We follow the experimental settings in [34]. The data are randomly split into 10 balanced partitions of sequences and 10-fold cross validation is adopted. The results reported in this paper is the average accuracy over 10 folds. The original feature of HDM05 is formed by the 3D coordinates of 31 joints. To align the actions, DTW is adopted. A standard sample is selected randomly in each class and all the other samples are aligned to it. After DTW, each action sequence is sampled to 20 frames. In each frame, we use the same feature as [34] described. Not only the 3D coordinates of joints (PO) but also the temporal differences (TD) between pairs of PO feature are adopted. Finally PCA is used for dimensionality reduction of motion features and the final feature dimension for each action sequence is 1460.

Table 4. Comparisons with other methods on HDM05.
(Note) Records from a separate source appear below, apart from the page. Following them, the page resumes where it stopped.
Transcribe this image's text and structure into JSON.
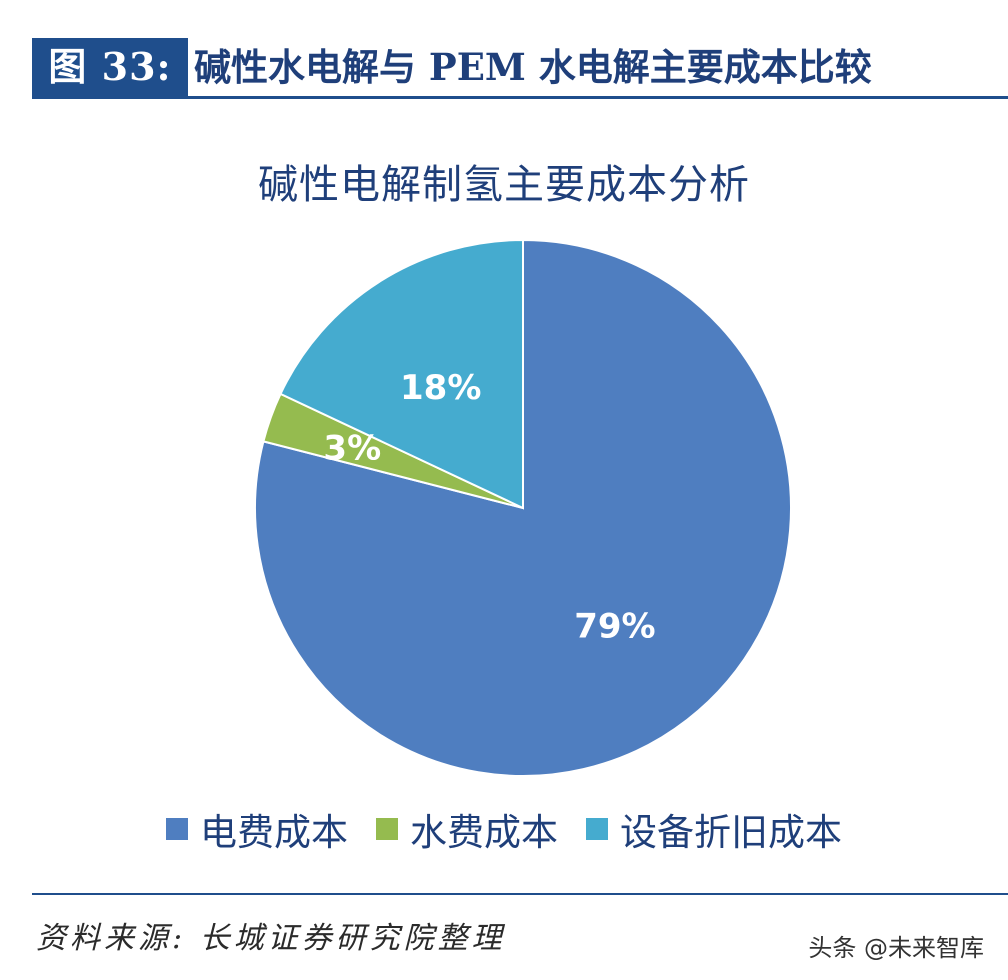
{
  "figure": {
    "label": "图 33:",
    "title": "碱性水电解与 PEM 水电解主要成本比较"
  },
  "chart_data": {
    "type": "pie",
    "title": "碱性电解制氢主要成本分析",
    "slices": [
      {
        "label": "电费成本",
        "value": 79,
        "display": "79%",
        "color": "#4f7ec0"
      },
      {
        "label": "水费成本",
        "value": 3,
        "display": "3%",
        "color": "#95bb4f"
      },
      {
        "label": "设备折旧成本",
        "value": 18,
        "display": "18%",
        "color": "#45abcf"
      }
    ],
    "start": "12 o'clock",
    "direction": "clockwise",
    "legend_position": "bottom"
  },
  "source": "资料来源:   长城证券研究院整理",
  "watermark": "头条 @未来智库"
}
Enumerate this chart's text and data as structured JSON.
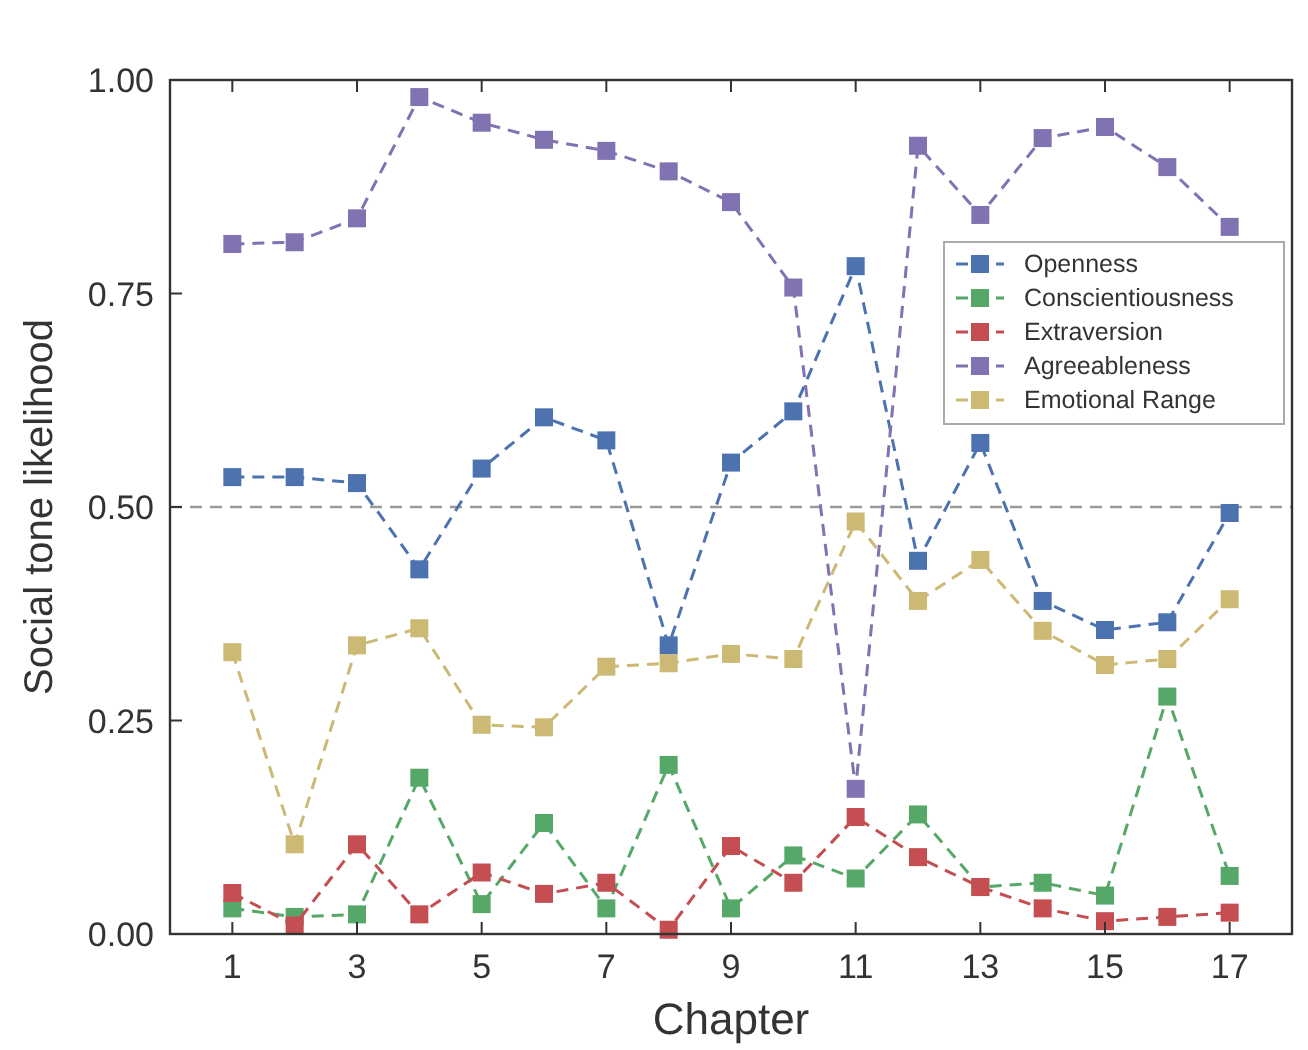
{
  "chart_data": {
    "type": "line",
    "xlabel": "Chapter",
    "ylabel": "Social tone likelihood",
    "x": [
      1,
      2,
      3,
      4,
      5,
      6,
      7,
      8,
      9,
      10,
      11,
      12,
      13,
      14,
      15,
      16,
      17
    ],
    "series": [
      {
        "name": "Openness",
        "color": "#4c72b0",
        "values": [
          0.535,
          0.535,
          0.528,
          0.427,
          0.545,
          0.605,
          0.578,
          0.338,
          0.552,
          0.612,
          0.782,
          0.437,
          0.575,
          0.39,
          0.356,
          0.365,
          0.493
        ]
      },
      {
        "name": "Conscientiousness",
        "color": "#55a868",
        "values": [
          0.03,
          0.02,
          0.023,
          0.183,
          0.035,
          0.13,
          0.03,
          0.198,
          0.03,
          0.092,
          0.065,
          0.14,
          0.055,
          0.06,
          0.045,
          0.278,
          0.068
        ]
      },
      {
        "name": "Extraversion",
        "color": "#c44e52",
        "values": [
          0.048,
          0.01,
          0.105,
          0.023,
          0.072,
          0.047,
          0.06,
          0.005,
          0.103,
          0.06,
          0.137,
          0.09,
          0.055,
          0.03,
          0.015,
          0.02,
          0.025
        ]
      },
      {
        "name": "Agreeableness",
        "color": "#8172b2",
        "values": [
          0.808,
          0.81,
          0.838,
          0.98,
          0.95,
          0.93,
          0.917,
          0.893,
          0.857,
          0.757,
          0.17,
          0.923,
          0.842,
          0.932,
          0.945,
          0.898,
          0.828
        ]
      },
      {
        "name": "Emotional Range",
        "color": "#ccb974",
        "values": [
          0.33,
          0.105,
          0.338,
          0.358,
          0.245,
          0.242,
          0.313,
          0.317,
          0.328,
          0.322,
          0.483,
          0.39,
          0.438,
          0.355,
          0.315,
          0.322,
          0.392
        ]
      }
    ],
    "xlim": [
      0,
      18
    ],
    "ylim": [
      0,
      1
    ],
    "xticks": [
      1,
      3,
      5,
      7,
      9,
      11,
      13,
      15,
      17
    ],
    "yticks": [
      {
        "value": 0,
        "label": "0.00"
      },
      {
        "value": 0.25,
        "label": "0.25"
      },
      {
        "value": 0.5,
        "label": "0.50"
      },
      {
        "value": 0.75,
        "label": "0.75"
      },
      {
        "value": 1,
        "label": "1.00"
      }
    ],
    "ref_lines": [
      {
        "axis": "y",
        "value": 0.5,
        "color": "#999999",
        "line_style": "dashed"
      }
    ],
    "legend": "top right",
    "marker": "square",
    "line_style": "dashed",
    "grid": false
  }
}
Here we compare our method with the experimental results reported in [34]. The accuracies are shown in Table 4. The performance of iRDML is slightly better than the state-of-the-art MLP and Hybrid MLP with the same feature. Therefore, iRDML can be regarded as a general method to tackle such subject independent problem.

6 Conclusion

This paper proposed a novel iterative Reference Driven Metric Learning (iRDML) method to tackle signer independent SLR problem. We try to seek a generic model which could capture the common character for each sign of different signers. In the generic model, each sign is represented by a signer invariant reference and RDML is proposed to learn the distance between specific references and the training samples. Then an iterative optimizing algorithm is designed to further explore more appropriate references and the corresponding distance metric. Extensive experiments have shown the effectiveness of our proposed iRDML on SLR task. Compared with the state-of-the-art methods, iRDML shows the obvious advantages in both the accuracy and the speed. The extended experiment on human motion recognition suggests that our method can be generalized to other recognition task.